Prosecutors Drop Tracy Wilson Mourning's DUI Charge

Tracy Wilson Mourning's charge was reduced to a traffic citation of careless driving, which she pleaded no contest to on Tuesday, prosecutors said

Miami-Dade prosecutors dropped the driving under the influence charge Tuesday against Tracy Wilson Mourning, the entrepreneur and wife of retired Miami Heat star Alonzo Mourning.

Prosecutors concluded that they could not prove the charge beyond all reasonable doubt, and Wilson Mourning’s charge was reduced to a traffic citation of careless driving, which she pleaded no contest to on Tuesday, a closeout memorandum from the Miami-Dade State Attorney's Office said.

She will have to complete 50 hours of community service, and complete classes about drunk driving consequences and a victim impact program called You Impact, prosecutors said.

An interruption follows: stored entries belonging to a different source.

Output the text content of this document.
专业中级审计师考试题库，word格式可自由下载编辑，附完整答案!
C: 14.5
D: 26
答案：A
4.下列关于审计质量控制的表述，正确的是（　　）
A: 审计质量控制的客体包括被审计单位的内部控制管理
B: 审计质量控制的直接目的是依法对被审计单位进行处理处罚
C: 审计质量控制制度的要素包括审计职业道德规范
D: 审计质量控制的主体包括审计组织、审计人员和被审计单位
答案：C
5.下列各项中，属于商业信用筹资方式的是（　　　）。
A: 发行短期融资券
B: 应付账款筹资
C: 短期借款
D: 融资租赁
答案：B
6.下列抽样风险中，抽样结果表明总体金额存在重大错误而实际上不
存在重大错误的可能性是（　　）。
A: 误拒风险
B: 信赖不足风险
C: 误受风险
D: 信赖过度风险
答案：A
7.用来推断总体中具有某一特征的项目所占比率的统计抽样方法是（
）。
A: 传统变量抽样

Wilson Mourning was arrested in February after an officer said he saw her speeding, making an improper right turn and weaving on the road, a Miami-Dade Police arrest affidavit said.

The officer wrote that Wilson Mourning had alcohol on her breath, bloodshot eyes, and slow, slurred speech.  He arrested her at about 3:53 a.m. at the intersection of Old Cutler Road and San Servando Avenue in Coral Gables, the affidavit said.

During the February incident, Wilson Mourning, who was driving a 2010 Porsche Panamera, accelerated to 48 mph in a 20 mph zone on Southwest 37th Avenue, the affidavit said.

When the officer first told her that she had been speeding, she winked and said, “I was going fast, wasn’t I?” according to the affidavit.

The officer said she made an improper right turn onto Ingraham Highway. The traffic signal was dark at the time, but instead of stopping, Wilson Mourning made the turn at 38 mph, according to the affidavit.

Then, while driving south on Ingraham Highway, she weaved from side to side within her lane and sped up to 50 mph in a 30-mph zone, the affidavit said. The state's investigation found, however, that the road where Wilson Mourning wandered within her lane "is a winding road, and the opposing lanes of traffic are somewhat narrow, making it more difficult to maintain the lane," the closeout memo said.

In his affidavit the officer said that while standing next to her open window, he noticed the indicators that she had been drinking, and asked if she had been.

“She said she was coming from dinner with some ‘amazing friends’ but that she had not been drinking,” he wrote.

He arrested her after she failed a sobriety test, and she refused to take a Breathalyzer test on the scene, according to the affidavit.

Roadside exercises that Wilson Mourning performed were inconclusive about whether she was impaired, the closeout memo said.

"The strongest evidence the state had was the defendant's consciousness of guilt – in the fact that the defendant refused to submit to an intoxilyzer examination," said the memo. It noted that Wilson Mourning refused to take the intoxilyzer test at the police station after she "quite lucidly" inquired whether she would be arrested if she took the test and it showed no alcohol in her system, and was told that regardless of the result, she would be arrested for DUI.

But when prosecutors balanced their strongest evidence against several other findings – including Wilson Mourning's lucid and polite demeanor throughout the night and the complicating conditions of the areas where the traffic stop was made and where the roadside exercises were conducted – they concluded that they could not prove the charge beyond all reasonable doubt.

They also cited the uncontested testimony of defense witnesses who said that Wilson Mourning had had wine with dinner some 8-10 hours before the incident, but because she was a designated driver, she drank only bottled water after that.

Wilson Mourning is the president and CEO of Honey Child by TWM, a line of all-natural beauty products that celebrate women.

Wilson Mourning is well-known as a community philanthropist. She founded the Honey Shine Mentoring Program for at-risk girls in 2002, and a North Miami high school was named after her husband and her in 2009.